O senhor pretende cancelar o decreto de criação do Parque Nacional dos Campos Gerais, no Paraná? “Recebemos pleito da deputada Aline Sleutjies, do PSL-PR, para analisar o tema, e o que fizemos foi pedir ao ICMBio para se manifestar. Nada mais.” Mas acredita, como afirmado por ela, que os fiscais do ICMBio estejam mesmo transformando a vida dos proprietários rurais num inferno? “Iremos lá para conhecer a realidade. Ouvir as pessoas, formar opinião.
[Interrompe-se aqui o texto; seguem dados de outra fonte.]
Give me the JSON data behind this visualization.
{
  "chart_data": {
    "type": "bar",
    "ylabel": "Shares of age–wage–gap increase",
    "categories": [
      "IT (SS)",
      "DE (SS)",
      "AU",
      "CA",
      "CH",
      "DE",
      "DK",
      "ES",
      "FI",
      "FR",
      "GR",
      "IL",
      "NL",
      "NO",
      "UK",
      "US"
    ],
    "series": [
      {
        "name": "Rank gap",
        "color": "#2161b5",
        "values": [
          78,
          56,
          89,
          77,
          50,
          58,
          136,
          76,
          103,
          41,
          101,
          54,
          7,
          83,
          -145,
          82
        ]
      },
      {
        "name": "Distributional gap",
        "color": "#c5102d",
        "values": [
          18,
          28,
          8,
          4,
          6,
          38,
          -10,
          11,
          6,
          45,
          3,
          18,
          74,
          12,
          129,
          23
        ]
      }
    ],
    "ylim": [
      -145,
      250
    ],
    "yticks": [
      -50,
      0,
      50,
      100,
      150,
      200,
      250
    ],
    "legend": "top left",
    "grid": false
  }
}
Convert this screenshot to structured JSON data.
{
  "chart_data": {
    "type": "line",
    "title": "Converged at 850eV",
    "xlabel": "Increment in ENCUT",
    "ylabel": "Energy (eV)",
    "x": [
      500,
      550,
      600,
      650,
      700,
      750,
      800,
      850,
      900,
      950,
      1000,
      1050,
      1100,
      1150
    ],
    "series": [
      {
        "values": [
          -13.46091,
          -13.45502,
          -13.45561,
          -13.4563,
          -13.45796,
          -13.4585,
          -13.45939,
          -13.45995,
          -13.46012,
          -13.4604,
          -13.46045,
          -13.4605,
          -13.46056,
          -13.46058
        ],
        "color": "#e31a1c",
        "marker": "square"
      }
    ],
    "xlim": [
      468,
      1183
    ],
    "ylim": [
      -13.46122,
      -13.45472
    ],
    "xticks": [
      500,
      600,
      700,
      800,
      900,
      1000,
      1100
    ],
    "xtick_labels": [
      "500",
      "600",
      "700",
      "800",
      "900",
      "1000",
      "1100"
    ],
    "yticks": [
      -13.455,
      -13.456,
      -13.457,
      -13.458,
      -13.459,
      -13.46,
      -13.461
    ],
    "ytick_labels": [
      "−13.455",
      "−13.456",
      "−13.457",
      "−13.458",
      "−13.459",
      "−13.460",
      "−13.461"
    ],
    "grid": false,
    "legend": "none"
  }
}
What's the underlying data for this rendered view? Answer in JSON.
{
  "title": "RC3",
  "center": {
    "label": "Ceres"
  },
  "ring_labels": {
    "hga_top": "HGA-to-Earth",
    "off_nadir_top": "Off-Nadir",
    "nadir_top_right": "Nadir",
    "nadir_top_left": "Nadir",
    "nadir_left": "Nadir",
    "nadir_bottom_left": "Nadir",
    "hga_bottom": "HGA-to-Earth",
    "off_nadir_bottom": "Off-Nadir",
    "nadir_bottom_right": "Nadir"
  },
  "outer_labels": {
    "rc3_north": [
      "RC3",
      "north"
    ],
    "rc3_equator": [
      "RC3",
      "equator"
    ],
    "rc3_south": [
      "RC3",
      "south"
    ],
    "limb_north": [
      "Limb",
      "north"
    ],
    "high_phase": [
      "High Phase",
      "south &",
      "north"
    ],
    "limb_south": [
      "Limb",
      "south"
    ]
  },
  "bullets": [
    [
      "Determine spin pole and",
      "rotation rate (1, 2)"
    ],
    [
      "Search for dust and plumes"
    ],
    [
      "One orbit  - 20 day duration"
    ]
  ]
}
Não quero cometer injustiça.” E o que justificaria essa análise? “Não podemos criar restrições ao direito de propriedade sem a correspondente indenização. Das duas uma, ou se paga pela área afetada ou se muda a categoria da unidade para adequá-la à questão fundiária. O impasse é que não pode continuar.”

O caso da Lagoa do Peixe (RS) é parecido? “Do ponto de vista fundiário, é igualzinho. Já estive lá pessoalmente e ouvi dezenas de relatos de aparentes constrangimentos e condutas agressivas contra os pescadores artesanais, gente simples, humilde, que vive lá desde muito antes de o parque da Lagoa do Peixe ser criado.”

Os funcionários reclamaram que não foram convidados para o evento. Por quê? “Mentira. Eles estavam comigo até 15 minutos antes, lá no escritório do ICMBio em Mostardas, cidade vizinha de Tavares, onde fica o parque. Saímos todos de lá rumo à reunião com os pescadores em Tavares, e eles não nos acompanharam. E não acompanharam por quê? Provavelmente para evitar ter que ouvir as reclamações das famílias de pescadores sobre suas atitudes, justamente na frente do ministro. O fato é que sabiam sim do evento e não foram. Estávamos lá para isso, não havia hipótese de não saberem dessa agenda e seu objetivo.”

E sobre a acusação de militarizar os órgãos? “Tive a satisfação de trabalhar com todos esses oficiais da PM Ambiental de SP. Equipe bem treinada, correta e da minha confiança, conhece profundamente o tema ambiental. A crítica é puro preconceito.”

E quanto ao corte de 24% do orçamento do Ibama que o sr. determinou? “Cerca de dez ministérios tiveram contingenciamento entre 20% e 40%. Outros seis, entre 40% e 80%. Portanto, não foi decisão minha, mas imposição a todo o governo. Aliás, nem sequer estamos entre os maiores cortes na Esplanada. Mais um motivo para lutarmos pelas reformas, em especial a da Previdência.”